A quick check of her pocket confirmed she did. “All right. So we stay put and let them come to us. We can’t stay right here out in the open. I vote we take shelter inside where the baths are.” At the mention of the hot water baths, she stared at the bloodstains on her arms and back of her hands. “It’ll feel good to clean this crap off.”
“Dox? A word, please.”
The little man leaned back from the panel to give Kyber his full attention. Five sat perched on Dox’s shoulder, one tiny clawed paw grasping Dox’s ear for balance. Staring at them, Kelen was struck by how natural the twosome appeared together.

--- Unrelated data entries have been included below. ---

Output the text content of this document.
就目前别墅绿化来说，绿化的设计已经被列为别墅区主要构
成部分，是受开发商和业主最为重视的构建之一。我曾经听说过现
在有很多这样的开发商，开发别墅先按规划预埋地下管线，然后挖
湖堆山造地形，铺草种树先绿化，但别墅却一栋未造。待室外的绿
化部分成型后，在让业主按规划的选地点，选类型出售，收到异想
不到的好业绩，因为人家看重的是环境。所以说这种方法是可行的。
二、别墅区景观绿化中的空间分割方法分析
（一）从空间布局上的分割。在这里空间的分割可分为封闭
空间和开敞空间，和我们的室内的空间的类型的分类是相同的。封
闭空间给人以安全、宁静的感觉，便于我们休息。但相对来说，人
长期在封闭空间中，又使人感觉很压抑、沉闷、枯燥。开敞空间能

Kyber continued. “Do you think you can fix the panel? At least well enough for us to use in the event we need to leave here in an emergency?”
“Don’t know.”
Kyber sighed. “We cannot stay out here. We are going inside the tunnel where the baths are located, and wait for Jules and the others to get here. Kelen, hand him your transmitter.”
Reaching inside her pocket, she retrieved the small object and held it out to Dox. To her surprise, the little man refused to take it.
“Got my own.”
“No. I want you to finish it. Finish doing what you intended for it to do,” Kyber clarified.

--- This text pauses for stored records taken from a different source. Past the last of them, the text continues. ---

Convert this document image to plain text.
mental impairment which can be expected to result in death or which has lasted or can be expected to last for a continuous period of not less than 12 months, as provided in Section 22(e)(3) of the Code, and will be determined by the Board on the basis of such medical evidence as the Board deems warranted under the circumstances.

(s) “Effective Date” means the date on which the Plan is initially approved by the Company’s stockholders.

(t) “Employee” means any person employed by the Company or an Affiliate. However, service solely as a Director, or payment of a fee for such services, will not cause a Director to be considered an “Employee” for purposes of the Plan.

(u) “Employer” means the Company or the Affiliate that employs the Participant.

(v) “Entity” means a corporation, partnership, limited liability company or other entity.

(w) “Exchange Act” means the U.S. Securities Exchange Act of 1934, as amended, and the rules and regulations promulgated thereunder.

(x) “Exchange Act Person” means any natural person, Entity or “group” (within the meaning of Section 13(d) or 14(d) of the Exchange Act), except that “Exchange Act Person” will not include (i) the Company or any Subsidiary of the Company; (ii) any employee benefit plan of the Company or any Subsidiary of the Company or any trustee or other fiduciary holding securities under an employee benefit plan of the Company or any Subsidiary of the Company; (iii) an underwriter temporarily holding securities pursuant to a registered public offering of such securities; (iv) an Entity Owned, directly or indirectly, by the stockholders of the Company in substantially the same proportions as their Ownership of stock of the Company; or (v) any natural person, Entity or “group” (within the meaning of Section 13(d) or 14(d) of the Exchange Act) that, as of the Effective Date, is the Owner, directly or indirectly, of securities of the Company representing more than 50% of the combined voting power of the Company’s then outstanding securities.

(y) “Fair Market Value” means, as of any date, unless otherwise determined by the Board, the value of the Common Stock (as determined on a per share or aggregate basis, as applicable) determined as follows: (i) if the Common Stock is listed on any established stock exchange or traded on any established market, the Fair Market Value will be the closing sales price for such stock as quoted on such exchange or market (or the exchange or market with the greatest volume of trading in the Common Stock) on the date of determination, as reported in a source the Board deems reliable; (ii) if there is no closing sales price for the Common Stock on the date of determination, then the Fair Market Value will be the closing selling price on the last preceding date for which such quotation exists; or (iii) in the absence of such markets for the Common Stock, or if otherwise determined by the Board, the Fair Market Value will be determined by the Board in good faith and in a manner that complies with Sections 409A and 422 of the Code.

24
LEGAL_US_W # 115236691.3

Dox gave a shrug and stuffed it inside his own vest pocket, when Kelen caught sight of something past him. A disturbance on the lake’s surface. She alerted them to it.
“We need to leave here now. I think the lake monster is on to us.”
Quickly, they retreated down the path, toward the opening to the tunnel system leading to the baths. Kyber led the way, his talons extended in case they met someone or something. But the inner corridor appeared empty and undisturbed since they had taken refuge there weeks before. Even the fire pit looked as if it hadn’t been used.
While Kyber gathered several of the flammable stones to set in the pit, Kelen turned to Dox. “Do you happen to have a lighter—”
Dox produced what seemed to be a small makeshift blaster before she could finish and handed it to her. She peered at the object, then raised an eyebrow at him. “What is this?”
“Lighter.”
“Is it also a blaster?”
A grin lifted one corner of his mouth. “Will be.”
She heard Kyber chuckling behind her. Smiling, she tossed the object to him and watched as her husband ignited the rocks. She took a seat on the ground to watch the fire grow, infusing the rocks with heat. Even though the tunnels here weren’t as cold as what they’d experienced at the ice temple, her body continued to feel chilled and stiff.
Dox settled on the opposite side of the pit and began unburdening himself of the bundles looped over his shoulders. Five meandered around the perimeter of the small cavern, finally choosing a spot in the furthest corner. By the way it squatted, Kelen assumed it had selected that area to relieve itself. What she wasn’t prepared for was to see Five pile loose dirt over its excrement. In effect, covering the evidence.